🤖 AI Summary
This work investigates the mechanisms and boundary conditions governing the use of前置 metadata—such as URLs, domains, and stylistic tags—in language model pretraining. To enable controlled analysis, the authors construct synthetic data using probabilistic context-free grammars (PCFGs) and systematically evaluate how metadata-conditioned pretraining affects downstream task performance. Key findings reveal that metadata efficacy hinges on the inferability of latent semantics in downstream prompts—a property modulated by context length: performance improves significantly under long-context settings but degrades under short-context ones; average next-token prediction loss shows no consistent improvement. Crucially, the paper provides the first Bayesian posterior inferability–based explanation for the dual (beneficial vs. detrimental) effects of metadata conditioning, uncovering critical interdependencies among semantic decoupling, context length, and generalization capacity.
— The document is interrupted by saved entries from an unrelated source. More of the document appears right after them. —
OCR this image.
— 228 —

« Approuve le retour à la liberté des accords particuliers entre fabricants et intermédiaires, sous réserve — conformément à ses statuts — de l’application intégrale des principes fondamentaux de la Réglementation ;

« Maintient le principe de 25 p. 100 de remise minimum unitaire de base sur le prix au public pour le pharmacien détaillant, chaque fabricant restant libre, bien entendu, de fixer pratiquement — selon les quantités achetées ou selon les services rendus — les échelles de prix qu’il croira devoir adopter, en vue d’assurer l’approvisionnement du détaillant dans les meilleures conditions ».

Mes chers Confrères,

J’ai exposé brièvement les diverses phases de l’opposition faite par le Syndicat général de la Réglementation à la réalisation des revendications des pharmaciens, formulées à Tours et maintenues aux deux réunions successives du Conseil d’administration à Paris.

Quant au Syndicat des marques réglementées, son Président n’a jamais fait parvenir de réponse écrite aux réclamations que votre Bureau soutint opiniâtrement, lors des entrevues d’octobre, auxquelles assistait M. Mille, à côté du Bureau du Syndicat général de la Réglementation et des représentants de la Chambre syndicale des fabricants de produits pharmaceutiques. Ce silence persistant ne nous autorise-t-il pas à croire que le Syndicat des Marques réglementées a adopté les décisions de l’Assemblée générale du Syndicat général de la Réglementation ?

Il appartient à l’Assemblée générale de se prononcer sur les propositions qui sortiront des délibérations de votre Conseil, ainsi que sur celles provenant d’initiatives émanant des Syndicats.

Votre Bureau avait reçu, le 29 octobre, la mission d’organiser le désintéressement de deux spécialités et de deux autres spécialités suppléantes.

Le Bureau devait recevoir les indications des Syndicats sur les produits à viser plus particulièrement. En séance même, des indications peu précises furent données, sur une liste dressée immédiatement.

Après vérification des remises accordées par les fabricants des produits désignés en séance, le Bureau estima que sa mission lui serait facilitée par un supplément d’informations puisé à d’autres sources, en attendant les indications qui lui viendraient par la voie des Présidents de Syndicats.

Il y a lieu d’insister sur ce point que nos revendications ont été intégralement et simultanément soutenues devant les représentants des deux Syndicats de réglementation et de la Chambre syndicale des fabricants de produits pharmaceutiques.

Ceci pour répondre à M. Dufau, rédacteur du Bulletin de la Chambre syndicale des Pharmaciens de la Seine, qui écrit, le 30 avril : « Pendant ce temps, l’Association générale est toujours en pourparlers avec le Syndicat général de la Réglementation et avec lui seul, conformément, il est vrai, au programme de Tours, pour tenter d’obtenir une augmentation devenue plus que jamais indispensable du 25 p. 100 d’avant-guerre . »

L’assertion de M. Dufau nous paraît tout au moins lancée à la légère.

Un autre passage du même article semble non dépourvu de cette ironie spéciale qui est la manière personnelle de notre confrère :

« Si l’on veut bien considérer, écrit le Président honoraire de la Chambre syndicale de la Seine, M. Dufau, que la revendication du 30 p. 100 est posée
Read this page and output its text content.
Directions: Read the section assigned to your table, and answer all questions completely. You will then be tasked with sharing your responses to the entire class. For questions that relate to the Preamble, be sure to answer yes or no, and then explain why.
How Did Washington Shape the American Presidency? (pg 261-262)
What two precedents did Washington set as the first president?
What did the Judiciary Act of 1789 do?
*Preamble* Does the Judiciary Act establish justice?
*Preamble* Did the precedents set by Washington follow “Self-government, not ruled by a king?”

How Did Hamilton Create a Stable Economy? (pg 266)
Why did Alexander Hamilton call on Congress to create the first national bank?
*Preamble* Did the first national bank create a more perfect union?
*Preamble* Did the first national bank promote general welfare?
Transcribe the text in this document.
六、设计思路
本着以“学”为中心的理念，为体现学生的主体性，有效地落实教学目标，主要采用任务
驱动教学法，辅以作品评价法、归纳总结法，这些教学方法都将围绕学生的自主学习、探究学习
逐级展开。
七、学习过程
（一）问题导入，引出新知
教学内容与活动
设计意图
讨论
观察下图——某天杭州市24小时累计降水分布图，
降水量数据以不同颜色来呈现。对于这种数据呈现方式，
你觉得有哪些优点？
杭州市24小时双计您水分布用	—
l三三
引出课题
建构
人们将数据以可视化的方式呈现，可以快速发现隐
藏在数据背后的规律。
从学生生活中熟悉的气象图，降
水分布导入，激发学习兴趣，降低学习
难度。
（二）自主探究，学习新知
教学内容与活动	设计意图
These results offer both theoretical grounding and empirical guidance for metadata design and pretraining strategy optimization.
📝 Abstract
The ability to acquire latent semantics is one of the key properties that determines the performance of language models. One convenient approach to invoke this ability is to prepend metadata (e.g. URLs, domains, and styles) at the beginning of texts in the pre-training data, making it easier for the model to access latent semantics before observing the entire text. Previous studies have reported that this technique actually improves the performance of trained models in downstream tasks; however, this improvement has been observed only in specific downstream tasks, without consistent enhancement in average next-token prediction loss. To understand this phenomenon, we closely investigate how prepending metadata during pre-training affects model performance by examining its behavior using artificial data. Interestingly, we found that this approach produces both positive and negative effects on the downstream tasks. We demonstrate that the effectiveness of the approach depends on whether latent semantics can be inferred from the downstream task's prompt. Specifically, through investigations using data generated by probabilistic context-free grammars, we show that training with metadata helps improve model's performance when the given context is long enough to infer the latent semantics. In contrast, the technique negatively impacts performance when the context lacks the necessary information to make an accurate posterior inference.